What Santorum considers a ‘phony theology’

Updated
 
As Santorum gains more attention, he raises the rhetorical temperature.
As Santorum gains more attention, he raises the rhetorical temperature.
Associated Press

Like all Republican presidential candidates, Rick Santorum tends to be unrelenting in his daily criticisms of President Obama. But over the weekend, the former senator broke some new and unsettling ground.

At another stop in Ohio on Saturday, Mr. Santorum waded into what he called the “phony theology” of Mr. Obama’s agenda.

“It’s about some phony ideal, some phony theology. Oh, not a theology based on the Bible, a different theology,” he said. “But no less a theology.”

In later comments to reporters, Mr. Santorum said while there are “a lot of different stripes” of Christianity, he believes that “if the president says he’s a Christian, he’s a Christian.”

Given the larger context – the right has questioned the sincerity of Obama’s faith for many years – Santorum assertion about a “phony theology” certainly appears to be part of a larger smear, though the former senator has denied that was his intention.

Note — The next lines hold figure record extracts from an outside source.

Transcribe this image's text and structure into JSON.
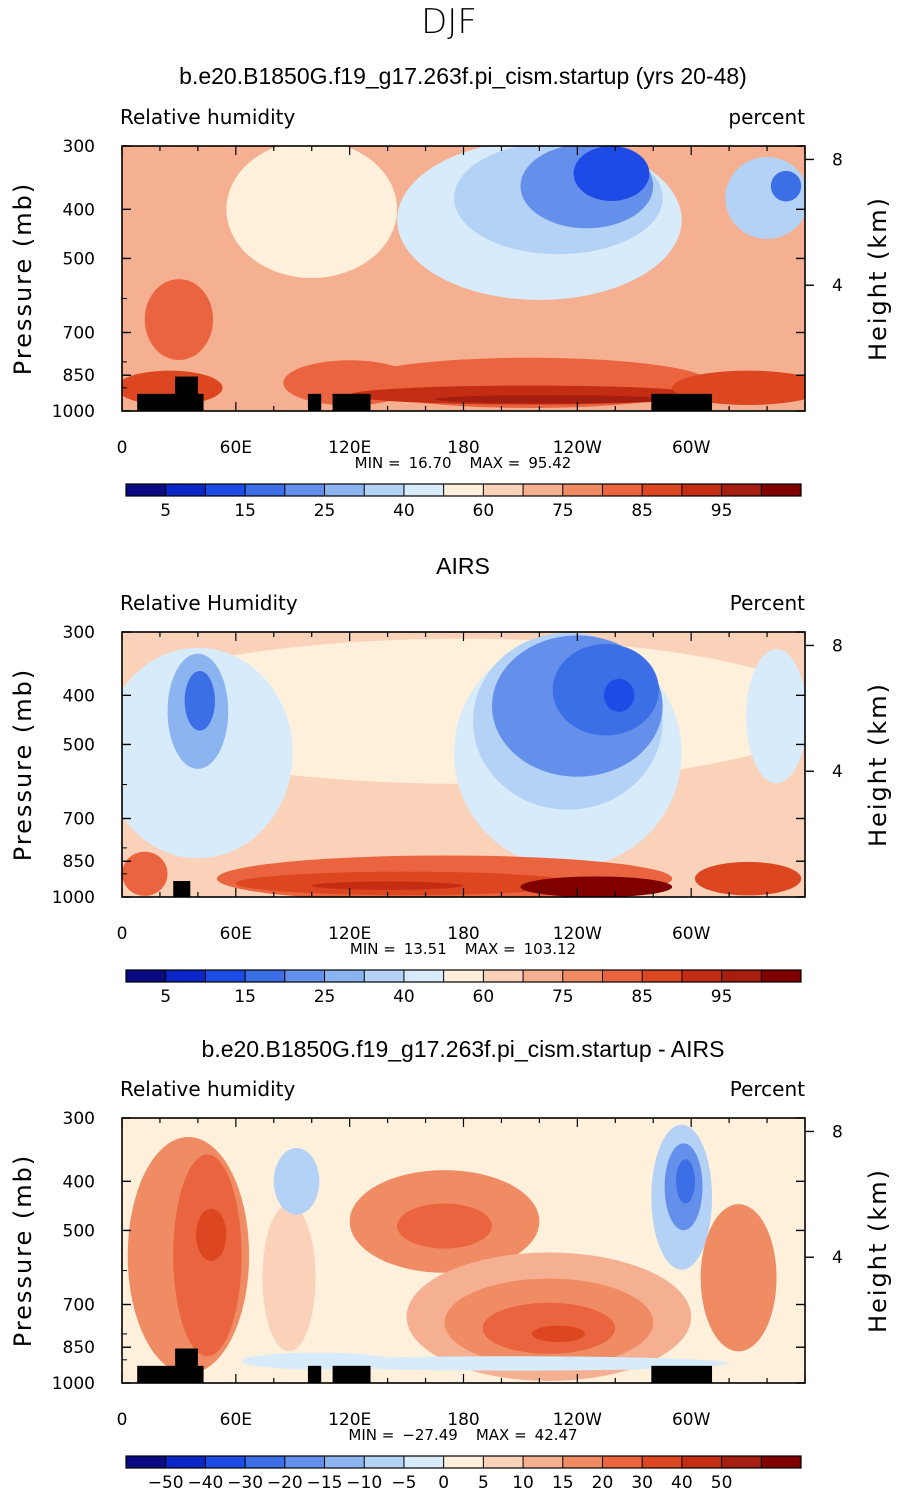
{
  "figure_title": "DJF",
  "chart_data": [
    {
      "type": "heatmap",
      "title": "b.e20.B1850G.f19_g17.263f.pi_cism.startup (yrs 20-48)",
      "left_label": "Relative humidity",
      "right_label": "percent",
      "ylabel": "Pressure (mb)",
      "y2label": "Height (km)",
      "yticks": [
        "300",
        "400",
        "500",
        "700",
        "850",
        "1000"
      ],
      "y2ticks": [
        "8",
        "4"
      ],
      "xticks": [
        "0",
        "60E",
        "120E",
        "180",
        "120W",
        "60W"
      ],
      "xlim": [
        0,
        360
      ],
      "ylim": [
        1000,
        300
      ],
      "min_label": "MIN =",
      "min_value": "16.70",
      "max_label": "MAX =",
      "max_value": "95.42",
      "colorbar_ticks": [
        "5",
        "15",
        "25",
        "40",
        "60",
        "75",
        "85",
        "95"
      ],
      "colorbar_colors": [
        "#0a0a82",
        "#0a28c8",
        "#1e4be6",
        "#3c6ee6",
        "#6490eb",
        "#8cb4f0",
        "#b4d2f5",
        "#d7ebfa",
        "#fff0dc",
        "#fad2b9",
        "#f5af91",
        "#f08c64",
        "#eb6440",
        "#dc4620",
        "#c32d14",
        "#a51e0f",
        "#800000"
      ],
      "fill_background": "#f5af91",
      "regions": [
        {
          "lon": 30,
          "p": 660,
          "rx": 18,
          "rp": 120,
          "color": "#eb6440"
        },
        {
          "lon": 25,
          "p": 900,
          "rx": 28,
          "rp": 70,
          "color": "#dc4620"
        },
        {
          "lon": 120,
          "p": 880,
          "rx": 35,
          "rp": 90,
          "color": "#eb6440"
        },
        {
          "lon": 215,
          "p": 880,
          "rx": 95,
          "rp": 100,
          "color": "#eb6440"
        },
        {
          "lon": 215,
          "p": 930,
          "rx": 95,
          "rp": 40,
          "color": "#c32d14"
        },
        {
          "lon": 225,
          "p": 948,
          "rx": 60,
          "rp": 18,
          "color": "#a51e0f"
        },
        {
          "lon": 330,
          "p": 900,
          "rx": 40,
          "rp": 70,
          "color": "#dc4620"
        },
        {
          "lon": 100,
          "p": 400,
          "rx": 45,
          "rp": 160,
          "color": "#fff0dc"
        },
        {
          "lon": 220,
          "p": 420,
          "rx": 75,
          "rp": 200,
          "color": "#d7ebfa"
        },
        {
          "lon": 230,
          "p": 380,
          "rx": 55,
          "rp": 120,
          "color": "#b4d2f5"
        },
        {
          "lon": 245,
          "p": 360,
          "rx": 35,
          "rp": 80,
          "color": "#6490eb"
        },
        {
          "lon": 258,
          "p": 340,
          "rx": 20,
          "rp": 45,
          "color": "#1e4be6"
        },
        {
          "lon": 340,
          "p": 380,
          "rx": 22,
          "rp": 70,
          "color": "#b4d2f5"
        },
        {
          "lon": 350,
          "p": 360,
          "rx": 8,
          "rp": 25,
          "color": "#3c6ee6"
        }
      ],
      "topography": [
        {
          "lon0": 8,
          "lon1": 43,
          "p_top": 925
        },
        {
          "lon0": 28,
          "lon1": 40,
          "p_top": 855
        },
        {
          "lon0": 98,
          "lon1": 105,
          "p_top": 925
        },
        {
          "lon0": 111,
          "lon1": 131,
          "p_top": 925
        },
        {
          "lon0": 279,
          "lon1": 311,
          "p_top": 925
        }
      ]
    },
    {
      "type": "heatmap",
      "title": "AIRS",
      "left_label": "Relative Humidity",
      "right_label": "Percent",
      "ylabel": "Pressure (mb)",
      "y2label": "Height (km)",
      "yticks": [
        "300",
        "400",
        "500",
        "700",
        "850",
        "1000"
      ],
      "y2ticks": [
        "8",
        "4"
      ],
      "xticks": [
        "0",
        "60E",
        "120E",
        "180",
        "120W",
        "60W"
      ],
      "xlim": [
        0,
        360
      ],
      "ylim": [
        1000,
        300
      ],
      "min_label": "MIN =",
      "min_value": "13.51",
      "max_label": "MAX =",
      "max_value": "103.12",
      "colorbar_ticks": [
        "5",
        "15",
        "25",
        "40",
        "60",
        "75",
        "85",
        "95"
      ],
      "colorbar_colors": [
        "#0a0a82",
        "#0a28c8",
        "#1e4be6",
        "#3c6ee6",
        "#6490eb",
        "#8cb4f0",
        "#b4d2f5",
        "#d7ebfa",
        "#fff0dc",
        "#fad2b9",
        "#f5af91",
        "#f08c64",
        "#eb6440",
        "#dc4620",
        "#c32d14",
        "#a51e0f",
        "#800000"
      ],
      "fill_background": "#fad2b9",
      "regions": [
        {
          "lon": 180,
          "p": 430,
          "rx": 190,
          "rp": 150,
          "color": "#fff0dc"
        },
        {
          "lon": 40,
          "p": 520,
          "rx": 50,
          "rp": 260,
          "color": "#d7ebfa"
        },
        {
          "lon": 40,
          "p": 430,
          "rx": 16,
          "rp": 110,
          "color": "#8cb4f0"
        },
        {
          "lon": 41,
          "p": 410,
          "rx": 8,
          "rp": 55,
          "color": "#3c6ee6"
        },
        {
          "lon": 235,
          "p": 520,
          "rx": 60,
          "rp": 330,
          "color": "#d7ebfa"
        },
        {
          "lon": 235,
          "p": 450,
          "rx": 50,
          "rp": 220,
          "color": "#b4d2f5"
        },
        {
          "lon": 240,
          "p": 420,
          "rx": 45,
          "rp": 150,
          "color": "#6490eb"
        },
        {
          "lon": 255,
          "p": 390,
          "rx": 28,
          "rp": 80,
          "color": "#3c6ee6"
        },
        {
          "lon": 262,
          "p": 400,
          "rx": 8,
          "rp": 30,
          "color": "#1e4be6"
        },
        {
          "lon": 345,
          "p": 440,
          "rx": 16,
          "rp": 130,
          "color": "#d7ebfa"
        },
        {
          "lon": 170,
          "p": 920,
          "rx": 120,
          "rp": 110,
          "color": "#eb6440"
        },
        {
          "lon": 150,
          "p": 940,
          "rx": 90,
          "rp": 50,
          "color": "#dc4620"
        },
        {
          "lon": 140,
          "p": 950,
          "rx": 40,
          "rp": 18,
          "color": "#c32d14"
        },
        {
          "lon": 250,
          "p": 955,
          "rx": 40,
          "rp": 45,
          "color": "#800000"
        },
        {
          "lon": 12,
          "p": 900,
          "rx": 12,
          "rp": 90,
          "color": "#eb6440"
        },
        {
          "lon": 330,
          "p": 920,
          "rx": 28,
          "rp": 70,
          "color": "#dc4620"
        }
      ],
      "topography": [
        {
          "lon0": 27,
          "lon1": 36,
          "p_top": 930
        }
      ]
    },
    {
      "type": "heatmap",
      "title": "b.e20.B1850G.f19_g17.263f.pi_cism.startup - AIRS",
      "left_label": "Relative humidity",
      "right_label": "Percent",
      "ylabel": "Pressure (mb)",
      "y2label": "Height (km)",
      "yticks": [
        "300",
        "400",
        "500",
        "700",
        "850",
        "1000"
      ],
      "y2ticks": [
        "8",
        "4"
      ],
      "xticks": [
        "0",
        "60E",
        "120E",
        "180",
        "120W",
        "60W"
      ],
      "xlim": [
        0,
        360
      ],
      "ylim": [
        1000,
        300
      ],
      "min_label": "MIN =",
      "min_value": "−27.49",
      "max_label": "MAX =",
      "max_value": "42.47",
      "colorbar_ticks": [
        "−50",
        "−40",
        "−30",
        "−20",
        "−15",
        "−10",
        "−5",
        "0",
        "5",
        "10",
        "15",
        "20",
        "30",
        "40",
        "50"
      ],
      "colorbar_colors": [
        "#0a0a82",
        "#0a28c8",
        "#1e4be6",
        "#3c6ee6",
        "#6490eb",
        "#8cb4f0",
        "#b4d2f5",
        "#d7ebfa",
        "#fff0dc",
        "#fad2b9",
        "#f5af91",
        "#f08c64",
        "#eb6440",
        "#dc4620",
        "#c32d14",
        "#a51e0f",
        "#800000"
      ],
      "fill_background": "#fff0dc",
      "regions": [
        {
          "lon": 35,
          "p": 560,
          "rx": 32,
          "rp": 320,
          "color": "#f08c64"
        },
        {
          "lon": 45,
          "p": 560,
          "rx": 18,
          "rp": 240,
          "color": "#eb6440"
        },
        {
          "lon": 47,
          "p": 510,
          "rx": 8,
          "rp": 60,
          "color": "#dc4620"
        },
        {
          "lon": 88,
          "p": 620,
          "rx": 14,
          "rp": 200,
          "color": "#fad2b9"
        },
        {
          "lon": 92,
          "p": 400,
          "rx": 12,
          "rp": 60,
          "color": "#b4d2f5"
        },
        {
          "lon": 170,
          "p": 480,
          "rx": 50,
          "rp": 110,
          "color": "#f08c64"
        },
        {
          "lon": 170,
          "p": 490,
          "rx": 25,
          "rp": 50,
          "color": "#eb6440"
        },
        {
          "lon": 225,
          "p": 740,
          "rx": 75,
          "rp": 210,
          "color": "#f5af91"
        },
        {
          "lon": 225,
          "p": 760,
          "rx": 55,
          "rp": 150,
          "color": "#f08c64"
        },
        {
          "lon": 225,
          "p": 780,
          "rx": 35,
          "rp": 90,
          "color": "#eb6440"
        },
        {
          "lon": 230,
          "p": 800,
          "rx": 14,
          "rp": 30,
          "color": "#dc4620"
        },
        {
          "lon": 295,
          "p": 430,
          "rx": 16,
          "rp": 150,
          "color": "#b4d2f5"
        },
        {
          "lon": 296,
          "p": 410,
          "rx": 10,
          "rp": 80,
          "color": "#6490eb"
        },
        {
          "lon": 297,
          "p": 400,
          "rx": 5,
          "rp": 40,
          "color": "#3c6ee6"
        },
        {
          "lon": 325,
          "p": 620,
          "rx": 20,
          "rp": 200,
          "color": "#f08c64"
        },
        {
          "lon": 205,
          "p": 915,
          "rx": 115,
          "rp": 30,
          "color": "#d7ebfa"
        },
        {
          "lon": 103,
          "p": 905,
          "rx": 40,
          "rp": 35,
          "color": "#d7ebfa"
        }
      ],
      "topography": [
        {
          "lon0": 8,
          "lon1": 43,
          "p_top": 925
        },
        {
          "lon0": 28,
          "lon1": 40,
          "p_top": 855
        },
        {
          "lon0": 98,
          "lon1": 105,
          "p_top": 925
        },
        {
          "lon0": 111,
          "lon1": 131,
          "p_top": 925
        },
        {
          "lon0": 279,
          "lon1": 311,
          "p_top": 925
        }
      ]
    }
  ]
}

But in many respects, Santorum’s new attack is even more troubling than its face-value ugliness. Since when is it the job of presidential candidates to question others’ theology? The Santorum camp later said he was simply referring to the president’s worldview, but notice that the Republican candidate used the word “theology” four times in three sentences. Santorum was, in other words, trying to make a specific point.

And that point, apparently, was the notion that Obama is motivated by a religion that is “not … based on the Bible.” Santorum wants to be a president – and he also wants to be a canonical judge of all things scriptural, which isn’t exactly in the Article II job description.

We can take this even further. As the GOP candidate sees it, Obama is driven by “some phony theology,” whereas President Santorum would presumably be guided by a real theology (one “based on the Bible”). Perhaps now would be a good time to remind Santorum that the separation of church and state is a principle fundamental to the American system of government. Our leaders take an oath to uphold the Constitution, not one man’s interpretation of a holy book.

This is not, in other words, a theocracy. Criticizing a rival for refusing to base his or her governing vision on the appropriate “theology” is wholly at odds not only with First Amendment principles, but with the American tradition itself.

For its part, the Obama camp saw Santorum’s latest rhetoric as “well over the line.” Under the circumstances, it’s hard to disagree.